İYİ Parti ve Akşener nereye koşuyor?

İYİ Parti ve Akşener nereye koşuyor?
Eski İçişleri Bakanı Meral Akşener, “Partimizin iç işlerine karışıyorlar” diyor da karışanları yanlış yerde aramıyor mu? Yakın çevresine hatta bizzat genel başkanlık makamının olduğu kata bakması daha hayırlı olmaz...

Eski İçişleri Bakanı Meral Akşener, “Partimizin iç işlerine karışıyorlar” diyor da karışanları yanlış yerde aramıyor mu? Yakın çevresine hatta bizzat genel başkanlık makamının olduğu kata bakması daha hayırlı olmaz mı? Eminim orada da ayna vardır. 

Siyasette öfkenin yeri vardır.
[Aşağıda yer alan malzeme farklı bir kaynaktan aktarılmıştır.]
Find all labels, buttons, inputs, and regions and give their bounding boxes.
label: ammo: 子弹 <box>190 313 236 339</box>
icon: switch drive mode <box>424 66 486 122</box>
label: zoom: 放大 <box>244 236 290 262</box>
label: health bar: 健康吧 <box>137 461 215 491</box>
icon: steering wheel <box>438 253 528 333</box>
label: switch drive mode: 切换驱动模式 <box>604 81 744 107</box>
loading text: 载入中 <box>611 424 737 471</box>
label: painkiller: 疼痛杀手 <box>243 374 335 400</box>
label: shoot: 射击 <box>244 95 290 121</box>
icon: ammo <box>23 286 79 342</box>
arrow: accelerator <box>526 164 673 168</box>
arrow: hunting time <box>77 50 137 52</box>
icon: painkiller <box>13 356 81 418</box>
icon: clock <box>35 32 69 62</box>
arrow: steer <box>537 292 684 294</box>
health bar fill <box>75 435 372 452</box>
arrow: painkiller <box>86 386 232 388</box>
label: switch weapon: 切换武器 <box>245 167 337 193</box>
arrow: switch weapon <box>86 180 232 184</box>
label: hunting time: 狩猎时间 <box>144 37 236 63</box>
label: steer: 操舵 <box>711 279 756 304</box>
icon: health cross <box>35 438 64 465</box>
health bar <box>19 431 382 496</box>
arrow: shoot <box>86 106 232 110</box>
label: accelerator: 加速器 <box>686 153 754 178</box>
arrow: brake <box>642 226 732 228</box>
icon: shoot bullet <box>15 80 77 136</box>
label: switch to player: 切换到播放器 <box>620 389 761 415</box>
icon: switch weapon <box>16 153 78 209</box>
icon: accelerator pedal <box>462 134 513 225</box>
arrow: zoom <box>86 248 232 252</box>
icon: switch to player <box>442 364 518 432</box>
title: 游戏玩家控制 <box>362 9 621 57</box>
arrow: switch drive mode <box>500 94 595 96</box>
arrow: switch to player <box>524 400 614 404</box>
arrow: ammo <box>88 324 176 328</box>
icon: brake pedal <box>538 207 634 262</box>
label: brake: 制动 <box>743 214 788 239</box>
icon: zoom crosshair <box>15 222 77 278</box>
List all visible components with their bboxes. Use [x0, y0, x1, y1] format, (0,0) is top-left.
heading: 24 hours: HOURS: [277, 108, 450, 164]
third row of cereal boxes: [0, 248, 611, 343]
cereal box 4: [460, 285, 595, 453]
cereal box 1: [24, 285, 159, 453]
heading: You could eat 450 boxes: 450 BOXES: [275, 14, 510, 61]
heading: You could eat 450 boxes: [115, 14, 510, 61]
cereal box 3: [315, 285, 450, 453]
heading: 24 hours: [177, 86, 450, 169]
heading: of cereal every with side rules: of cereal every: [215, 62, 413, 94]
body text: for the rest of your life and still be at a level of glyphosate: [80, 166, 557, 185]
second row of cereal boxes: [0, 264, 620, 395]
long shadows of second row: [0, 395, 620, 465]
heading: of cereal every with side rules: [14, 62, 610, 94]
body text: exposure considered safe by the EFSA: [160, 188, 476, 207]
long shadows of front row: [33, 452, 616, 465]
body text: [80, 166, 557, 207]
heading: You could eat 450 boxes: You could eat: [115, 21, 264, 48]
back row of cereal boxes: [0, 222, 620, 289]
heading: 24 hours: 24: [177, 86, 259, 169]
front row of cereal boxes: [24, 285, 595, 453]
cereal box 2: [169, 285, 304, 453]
Öfke hele de ahalinin sorunları karşısında çözümsüzlüğe, çaresizliğe, vurdumduymazlığa gösterilirse hak ettiğinden de fazla ses getirir.

İYİ Parti Genel Başkanı Meral Akşener’in partisinin adeta alabora olması karşısında, durumu operasyon olarak görüp “Bu, bir savaş ilanı. Varım” diye meydan okuması, öfkeyle izah edilebilir belki ama yaptığı bu çıkış onlarca çelişkiyi beraberinde getirmez mi?

Sayın Akşener, partisinin iç işlerine karışıldığını söylüyor. Hiç yabancı mı bu meseleye? Kendi partisi dururken başka partinin iç işlerine karışmayı en iyi kendisi bilmez mi?

Hayır hayır, CHP’den söz etmiyorum. Ayrıldığı MHP’yi hatta programının kaleme alınmasına katkı sağladığı AK Parti’yi hatırlatıyorum.

Eski İçişleri Bakanı Meral Akşener, “Partimizin iç işlerine karışıyorlar” diyor da karışanları yanlış yerde aramıyor mu? Yakın çevresine hatta bizzat genel başkanlık makamının olduğu kata bakması daha hayırlı olmaz mı? Eminim orada da ayna vardır.

İYİ Parti’deki savruluşu mağlup olunan genel seçimler ya da yaklaşan ve iş birliğine kapatılan yerel seçimlerde aramak ne kadar gerçekçi?

Bence hadise topu taca atıp süreden çalmak.

Cumhurbaşkanlığı seçimlerinin ardından yapılan kongre var.

Hatırlayınız.

Kendi partililerine olmadık ithamlarda bulunan genel başkan, onlara parmak sallayan genel başkan, kongrenin ardından parti yönetimini istediği gibi dizayn eden aynı genel başkan.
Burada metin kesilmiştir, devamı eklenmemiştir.